Manual construction of Optimality Theory (OT) tableaux, as is still the default procedure in contemporary linguistics, has the deficit of not covering the complete, i.e. infinite, set of candidates. Even though proposals of how to handle the infinite set computationally by using finite state transducers (FSTs) have been around for almost 20 years, current OT software provides no means of checking against infinitely many candidates. I present a new OT implementation based on finite state technology which is able to derive a winner for any input from an infinite candidate set, while being accessible and easy to use.

Introduction (excerpt)

Ever since its introduction in 1993, Optimality Theory (OT; Prince and Smolensky 2008) has been a popular framework in phonology, being able to successfully explain a range of phonological phenomena. However, most of the work associated with OT, especially the generation of output candidates, is usually done by hand and rarely automated. This leads to many possible candidates being missed: The real set of candidates is in fact infinite, and while the majority of these possible candidates is completely unrelated to the input or even unpronounceable, we cannot speak of a thorough analysis if we are not sure that all of the infinite bad candidates have been dealt with by our constraints. Even worse, concentrating on a handful of “human-generated” examples, it is easy to overlook a likely candidate that outperforms the desired winner under the current order of constraints.

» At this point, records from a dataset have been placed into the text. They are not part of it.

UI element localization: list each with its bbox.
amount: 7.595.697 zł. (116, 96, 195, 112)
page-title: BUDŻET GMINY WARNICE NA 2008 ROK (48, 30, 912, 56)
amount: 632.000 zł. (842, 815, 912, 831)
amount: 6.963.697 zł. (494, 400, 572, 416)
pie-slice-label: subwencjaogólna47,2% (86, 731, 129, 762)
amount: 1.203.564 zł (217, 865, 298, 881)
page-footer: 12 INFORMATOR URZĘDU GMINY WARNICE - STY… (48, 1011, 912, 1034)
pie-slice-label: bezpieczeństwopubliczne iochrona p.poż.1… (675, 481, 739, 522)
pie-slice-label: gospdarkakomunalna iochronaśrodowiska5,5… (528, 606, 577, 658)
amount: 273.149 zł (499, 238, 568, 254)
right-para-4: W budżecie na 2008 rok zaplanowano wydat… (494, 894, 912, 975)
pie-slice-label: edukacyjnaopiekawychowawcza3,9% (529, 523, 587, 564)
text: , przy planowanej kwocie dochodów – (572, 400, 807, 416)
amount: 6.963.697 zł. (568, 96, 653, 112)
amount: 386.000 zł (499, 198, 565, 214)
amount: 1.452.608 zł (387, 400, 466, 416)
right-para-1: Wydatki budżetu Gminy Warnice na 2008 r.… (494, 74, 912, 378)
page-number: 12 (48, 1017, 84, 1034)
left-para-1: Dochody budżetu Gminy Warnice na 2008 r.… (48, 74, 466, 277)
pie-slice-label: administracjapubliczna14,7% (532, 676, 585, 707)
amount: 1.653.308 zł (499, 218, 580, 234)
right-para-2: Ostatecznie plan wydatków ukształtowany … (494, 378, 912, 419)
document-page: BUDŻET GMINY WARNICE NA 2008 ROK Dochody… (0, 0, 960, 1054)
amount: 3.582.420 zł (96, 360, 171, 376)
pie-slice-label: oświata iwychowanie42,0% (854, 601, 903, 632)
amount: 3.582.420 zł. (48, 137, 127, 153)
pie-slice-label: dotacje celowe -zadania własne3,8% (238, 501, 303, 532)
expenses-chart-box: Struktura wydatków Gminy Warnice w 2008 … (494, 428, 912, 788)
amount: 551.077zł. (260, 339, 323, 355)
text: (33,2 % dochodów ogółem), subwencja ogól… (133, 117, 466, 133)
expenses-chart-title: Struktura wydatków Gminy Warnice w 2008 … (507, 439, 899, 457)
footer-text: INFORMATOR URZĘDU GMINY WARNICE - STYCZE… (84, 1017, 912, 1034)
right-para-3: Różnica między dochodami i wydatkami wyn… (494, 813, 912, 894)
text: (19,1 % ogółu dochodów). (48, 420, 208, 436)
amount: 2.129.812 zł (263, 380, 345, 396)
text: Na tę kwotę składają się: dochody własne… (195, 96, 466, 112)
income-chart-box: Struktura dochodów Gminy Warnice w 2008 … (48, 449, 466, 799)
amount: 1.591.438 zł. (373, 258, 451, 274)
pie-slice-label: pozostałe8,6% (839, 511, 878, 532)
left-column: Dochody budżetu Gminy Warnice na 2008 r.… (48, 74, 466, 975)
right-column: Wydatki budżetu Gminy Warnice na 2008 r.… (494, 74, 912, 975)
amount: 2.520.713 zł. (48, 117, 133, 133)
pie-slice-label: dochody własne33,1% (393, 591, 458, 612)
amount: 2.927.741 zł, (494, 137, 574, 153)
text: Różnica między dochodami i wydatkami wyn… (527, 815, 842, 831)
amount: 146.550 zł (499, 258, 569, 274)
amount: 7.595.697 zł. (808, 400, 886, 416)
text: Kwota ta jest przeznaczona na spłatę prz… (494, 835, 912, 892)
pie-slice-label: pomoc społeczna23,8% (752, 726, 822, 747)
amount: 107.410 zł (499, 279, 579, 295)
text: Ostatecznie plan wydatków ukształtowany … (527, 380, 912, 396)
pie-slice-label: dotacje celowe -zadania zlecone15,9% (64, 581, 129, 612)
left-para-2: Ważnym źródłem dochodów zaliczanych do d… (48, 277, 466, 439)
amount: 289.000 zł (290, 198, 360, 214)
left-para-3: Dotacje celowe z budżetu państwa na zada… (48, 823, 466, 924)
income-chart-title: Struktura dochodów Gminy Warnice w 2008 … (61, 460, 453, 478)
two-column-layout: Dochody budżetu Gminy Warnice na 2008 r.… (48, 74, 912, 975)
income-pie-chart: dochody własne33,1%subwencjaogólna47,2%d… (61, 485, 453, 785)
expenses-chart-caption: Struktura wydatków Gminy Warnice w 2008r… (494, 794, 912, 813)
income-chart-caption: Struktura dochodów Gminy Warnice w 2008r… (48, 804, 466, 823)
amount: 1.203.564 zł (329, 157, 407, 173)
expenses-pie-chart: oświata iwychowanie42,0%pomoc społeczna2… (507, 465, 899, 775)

To avoid such a faulty analysis due to missed candidates, Karttunen (1998) suggests to use finite state transducers (FSTs) to generate an infinite candidate set and reduce it to a single winning candidate. An FST is able to encode mappings between an infinite amount of strings and multiple transducers can be combined into a single one which simply yields the correct output for an arbitrary input. Karttunen’s approach has later been improved by Gerdemann and Noord (2000); however, there is no comprehensive implementation of their algorithms yet.

In this paper, I introduce my finite state based Python implementation of an OT tableau that is able to generate an infinite and completely unrestricted candidate set, mark violations of constraints and filter out losing candidates. The final FST is small and fast, and can produce the winner(s) for any input. Intermediate FSTs additionally provide the possibility to view violation marks assigned by any (finite) constraint and watch selected candidates win and lose across the tableau. Straightforward and simple methods and classes enable easy usage, and many options as well as the possibility to define custom generators and constraints provide the means for building complex tableaux.